Mac Taggart était l’un de ceux qui l’entendirent. Il apposait à l’encre sa signature au bas d’une lettre qu’il avait écrite à la Compagnie lorsque les paroles de Lerue frappèrent ses oreilles. Sa main s’arrêta si brusquement qu’une goutte d’encre éclaboussa la lettre. Il était traversé d’un étrange frisson, tandis qu’il levait les yeux sur le métis. Juste à ce moment Marie entra. Mac Taggart l’avait ramenée de sa tribu. Ses larges yeux sombres avaient un regard maladif et un peu de sa sauvage beauté s’était, depuis un an, évanouie.
— Il est parti, comme ça, disait Lerue faisant claquer les doigts. Il aperçut Marie et s’arrêta.
— Noir, dites-vous, fit avec indifférence Mac Taggart, sans lever les yeux de ses écritures. Ne ressemble-t-il pas à un chien ?
Lerue haussa les épaules.
Il a filé comme le vent, monsieur, mais c’était un loup.
A voix si basse que les autres pouvaient à peine entendre, Marie avait chuchoté quelque chose à l’oreille de Mac Taggart. Et, pliant sa lettre, le facteur se leva vivement et quitta le magasin. Il resta absent une heure. Lerue et les autres s’en étonnaient.

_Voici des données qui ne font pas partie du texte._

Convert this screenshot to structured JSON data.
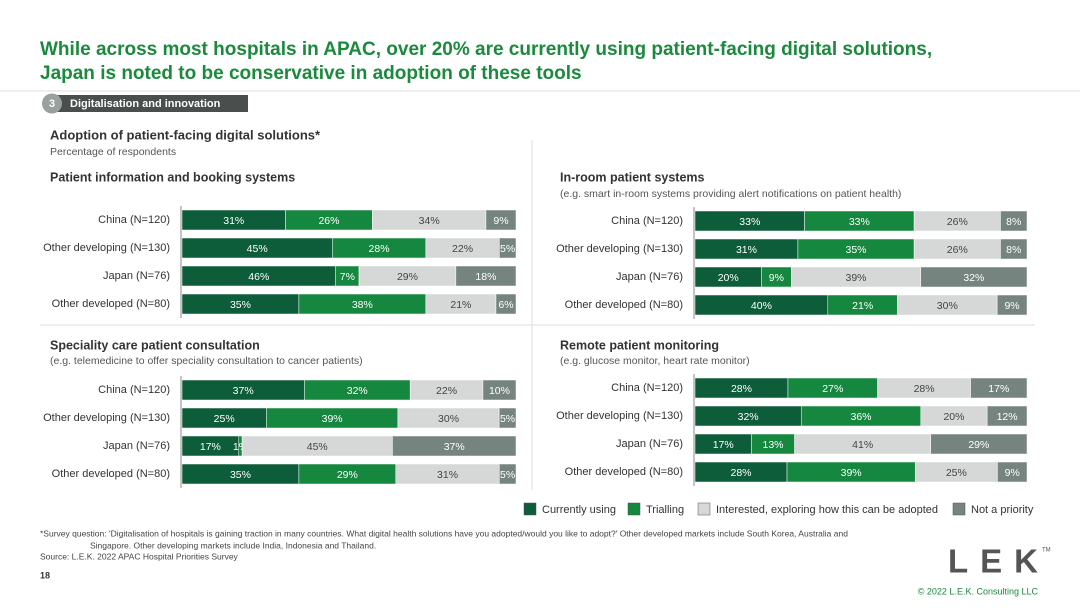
{
  "title_lines": [
    "While across most hospitals in APAC, over 20% are currently using patient-facing digital solutions,",
    "Japan is noted to be conservative in adoption of these tools"
  ],
  "section": {
    "number": "3",
    "label": "Digitalisation and innovation"
  },
  "heading": "Adoption of patient-facing digital solutions*",
  "subheading": "Percentage of respondents",
  "footnote_lines": [
    "*Survey question: 'Digitalisation of hospitals is gaining traction in many countries. What digital health solutions have you adopted/would you like to adopt?' Other developed markets include South Korea, Australia and",
    "Singapore. Other developing markets include India, Indonesia and Thailand.",
    "Source:  L.E.K. 2022 APAC Hospital Priorities Survey"
  ],
  "page_number": "18",
  "logo": "LEK",
  "logo_mark": "TM",
  "copyright": "© 2022 L.E.K. Consulting LLC",
  "chart_data": [
    {
      "type": "stacked-bar-100",
      "title": "Patient information and booking systems",
      "categories": [
        "China (N=120)",
        "Other developing (N=130)",
        "Japan (N=76)",
        "Other developed (N=80)"
      ],
      "series": [
        {
          "name": "Currently using",
          "color": "#0d5c3a",
          "values": [
            31,
            45,
            46,
            35
          ],
          "value_labels": [
            "31%",
            "45%",
            "46%",
            "35%"
          ]
        },
        {
          "name": "Trialling",
          "color": "#15873f",
          "values": [
            26,
            28,
            7,
            38
          ],
          "value_labels": [
            "26%",
            "28%",
            "7%",
            "38%"
          ]
        },
        {
          "name": "Interested, exploring how this can be adopted",
          "color": "#d6d8d7",
          "values": [
            34,
            22,
            29,
            21
          ],
          "value_labels": [
            "34%",
            "22%",
            "29%",
            "21%"
          ]
        },
        {
          "name": "Not a priority",
          "color": "#75847f",
          "values": [
            9,
            5,
            18,
            6
          ],
          "value_labels": [
            "9%",
            "5%",
            "18%",
            "6%"
          ]
        }
      ]
    },
    {
      "type": "stacked-bar-100",
      "title": "In-room patient systems",
      "subtitle": "(e.g. smart in-room systems providing alert notifications on patient health)",
      "categories": [
        "China (N=120)",
        "Other developing (N=130)",
        "Japan (N=76)",
        "Other developed (N=80)"
      ],
      "series": [
        {
          "name": "Currently using",
          "color": "#0d5c3a",
          "values": [
            33,
            31,
            20,
            40
          ],
          "value_labels": [
            "33%",
            "31%",
            "20%",
            "40%"
          ]
        },
        {
          "name": "Trialling",
          "color": "#15873f",
          "values": [
            33,
            35,
            9,
            21
          ],
          "value_labels": [
            "33%",
            "35%",
            "9%",
            "21%"
          ]
        },
        {
          "name": "Interested, exploring how this can be adopted",
          "color": "#d6d8d7",
          "values": [
            26,
            26,
            39,
            30
          ],
          "value_labels": [
            "26%",
            "26%",
            "39%",
            "30%"
          ]
        },
        {
          "name": "Not a priority",
          "color": "#75847f",
          "values": [
            8,
            8,
            32,
            9
          ],
          "value_labels": [
            "8%",
            "8%",
            "32%",
            "9%"
          ]
        }
      ]
    },
    {
      "type": "stacked-bar-100",
      "title": "Speciality care patient consultation",
      "subtitle": "(e.g. telemedicine to offer speciality consultation to cancer patients)",
      "categories": [
        "China (N=120)",
        "Other developing (N=130)",
        "Japan (N=76)",
        "Other developed (N=80)"
      ],
      "series": [
        {
          "name": "Currently using",
          "color": "#0d5c3a",
          "values": [
            37,
            25,
            17,
            35
          ],
          "value_labels": [
            "37%",
            "25%",
            "17%",
            "35%"
          ]
        },
        {
          "name": "Trialling",
          "color": "#15873f",
          "values": [
            32,
            39,
            1,
            29
          ],
          "value_labels": [
            "32%",
            "39%",
            "1%",
            "29%"
          ]
        },
        {
          "name": "Interested, exploring how this can be adopted",
          "color": "#d6d8d7",
          "values": [
            22,
            30,
            45,
            31
          ],
          "value_labels": [
            "22%",
            "30%",
            "45%",
            "31%"
          ]
        },
        {
          "name": "Not a priority",
          "color": "#75847f",
          "values": [
            10,
            5,
            37,
            5
          ],
          "value_labels": [
            "10%",
            "5%",
            "37%",
            "5%"
          ]
        }
      ]
    },
    {
      "type": "stacked-bar-100",
      "title": "Remote patient monitoring",
      "subtitle": "(e.g. glucose monitor, heart rate monitor)",
      "categories": [
        "China (N=120)",
        "Other developing (N=130)",
        "Japan (N=76)",
        "Other developed (N=80)"
      ],
      "series": [
        {
          "name": "Currently using",
          "color": "#0d5c3a",
          "values": [
            28,
            32,
            17,
            28
          ],
          "value_labels": [
            "28%",
            "32%",
            "17%",
            "28%"
          ]
        },
        {
          "name": "Trialling",
          "color": "#15873f",
          "values": [
            27,
            36,
            13,
            39
          ],
          "value_labels": [
            "27%",
            "36%",
            "13%",
            "39%"
          ]
        },
        {
          "name": "Interested, exploring how this can be adopted",
          "color": "#d6d8d7",
          "values": [
            28,
            20,
            41,
            25
          ],
          "value_labels": [
            "28%",
            "20%",
            "41%",
            "25%"
          ]
        },
        {
          "name": "Not a priority",
          "color": "#75847f",
          "values": [
            17,
            12,
            29,
            9
          ],
          "value_labels": [
            "17%",
            "12%",
            "29%",
            "9%"
          ]
        }
      ]
    }
  ]
}
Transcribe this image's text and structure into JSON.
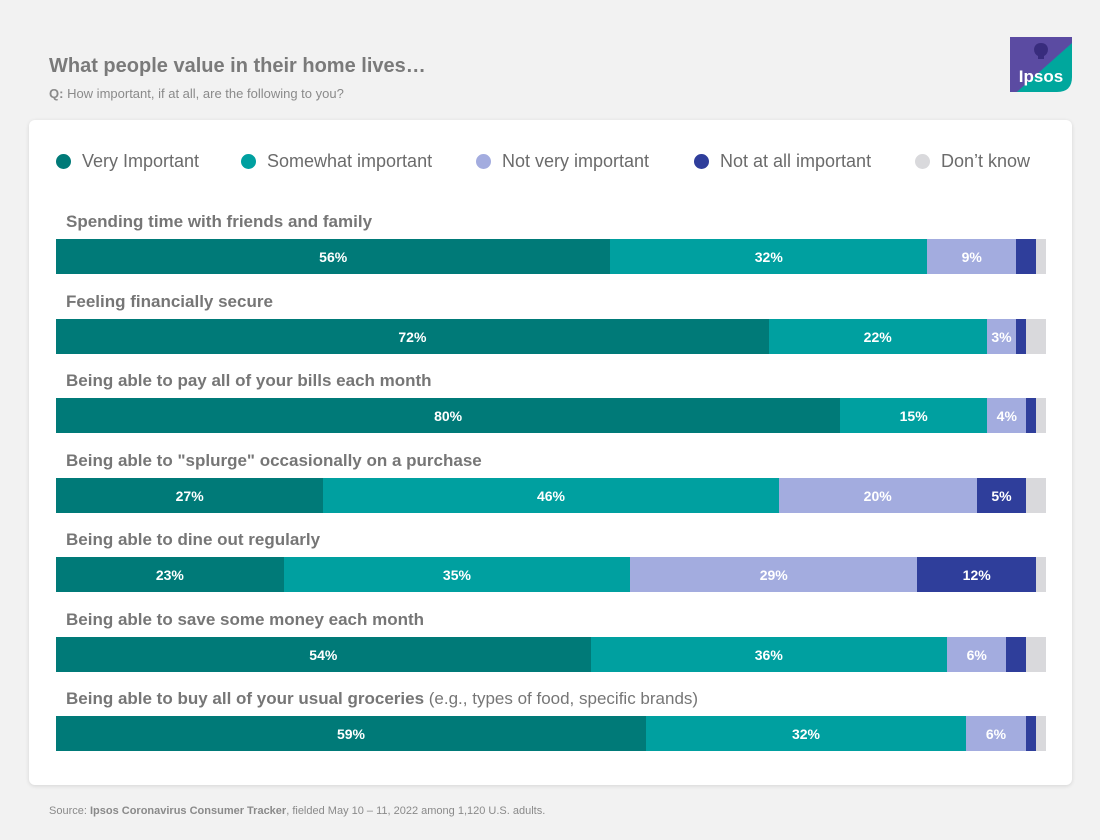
{
  "header": {
    "title": "What people value in their home lives…",
    "q_prefix": "Q:",
    "question": " How important, if at all, are the following to you?"
  },
  "logo": {
    "text": "Ipsos",
    "colors": [
      "#5b4ba2",
      "#00a79d"
    ]
  },
  "colors": {
    "very": "#007a78",
    "somewhat": "#00a0a0",
    "notvery": "#a3acdf",
    "notatall": "#2f3e9b",
    "dontknow": "#d9d9dc"
  },
  "source": {
    "prefix": "Source: ",
    "bold": "Ipsos Coronavirus Consumer Tracker",
    "rest": ", fielded May 10 – 11, 2022 among 1,120 U.S. adults."
  },
  "chart_data": {
    "type": "bar",
    "orientation": "horizontal",
    "stacked": true,
    "unit": "%",
    "title": "What people value in their home lives…",
    "subtitle": "Q: How important, if at all, are the following to you?",
    "legend_position": "top",
    "series": [
      {
        "key": "very",
        "name": "Very Important",
        "values": [
          56,
          72,
          80,
          27,
          23,
          54,
          59
        ]
      },
      {
        "key": "somewhat",
        "name": "Somewhat important",
        "values": [
          32,
          22,
          15,
          46,
          35,
          36,
          32
        ]
      },
      {
        "key": "notvery",
        "name": "Not very important",
        "values": [
          9,
          3,
          4,
          20,
          29,
          6,
          6
        ]
      },
      {
        "key": "notatall",
        "name": "Not at all important",
        "values": [
          2,
          1,
          1,
          5,
          12,
          2,
          1
        ]
      },
      {
        "key": "dontknow",
        "name": "Don’t know",
        "values": [
          1,
          2,
          1,
          2,
          1,
          2,
          1
        ]
      }
    ],
    "categories": [
      {
        "label": "Spending time with friends and family",
        "extra": ""
      },
      {
        "label": "Feeling financially secure",
        "extra": ""
      },
      {
        "label": "Being able to pay all of your bills each month",
        "extra": ""
      },
      {
        "label": "Being able to \"splurge\" occasionally on a purchase",
        "extra": ""
      },
      {
        "label": "Being able to dine out regularly",
        "extra": ""
      },
      {
        "label": "Being able to save some money each month",
        "extra": ""
      },
      {
        "label": "Being able to buy all of your usual groceries",
        "extra": " (e.g., types of food, specific brands)"
      }
    ],
    "shown_labels": [
      [
        true,
        true,
        true,
        false,
        false
      ],
      [
        true,
        true,
        true,
        false,
        false
      ],
      [
        true,
        true,
        true,
        false,
        false
      ],
      [
        true,
        true,
        true,
        true,
        false
      ],
      [
        true,
        true,
        true,
        true,
        false
      ],
      [
        true,
        true,
        true,
        false,
        false
      ],
      [
        true,
        true,
        true,
        false,
        false
      ]
    ]
  }
}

Il était rare que Marie entrât dans le magasin ; il était rare qu’on la vît du tout. Elle restait cachée dans la maison de bois du facteur et, chaque fois qu’il la voyait, Lerue pensait que son visage était un peu plus amaigri que la fois précédente et ses yeux cernés et son air plus affamé.
Dans son cœur il y avait une immense compassion. Que de nuits il passait près de la petite fenêtre derrière laquelle il savait qu’elle dormait ! Souvent il regardait afin d’entrevoir son pâle visage et il vivait pour le seul bonheur de savoir que Marie comprenait et que, dans ses yeux, il y avait durant un moment une lueur différente, alors que leurs regards se rencontraient. Nul ne savait rien de plus. Le secret demeurait entre eux. Et patiemment Lerue attendait et observait. « Un jour », se prit-il à dire à lui-même, « un jour »… Et ce fut tout.
Ces mots comportaient un monde de signification et d’espérance. Quand viendrait ce jour, il conduirait immédiatement Marie au missionnaire de Fort Churchill et ils s’épouseraient. C’était un rêve, un rêve qui faisait endurer avec patience les longues journées et les nuits plus longues encore de la ligne de trappes. Maintenant, tous les deux étaient des esclaves du Pouvoir d’alentour. Mais un jour…
Lerue pensait à cela, lorsque Mac Taggart revint au bout d’une heure. Le facteur alla droit vers la demi-douzaine de ceux qui se trouvaient assis autour de l’énorme poêle à tiroirs et, avec un grognement de satisfaction, il secoua de ses épaules la neige fraîchement tombée.
— Pierre Eustache a accepté l’offre du gouvernement et il est parti conduire l’expédition du géographe aux Terres désertes, annonça-t-il. Vous savez, Lerue, qu’il avait installé cent cinquante pièges et trappes et qu’il avait un vaste domaine d’appâts empoisonnés. Une bonne ligne, hein ? Je la lui ai louée pour la saison. Cela va me fournir du travail au grand air. J’en ai besoin. Trois jours sur la piste ; trois jours ici. Et que dites-vous du marché ?
— Excellent, fit Lerue.
— Oui, très bon, dit Rouget.
— Un vaste domaine à renards, ajouta Mons Roule.
— Et facile à parcourir, murmura Valence, d’une voix qui ressemblait presque à celle d’une femme.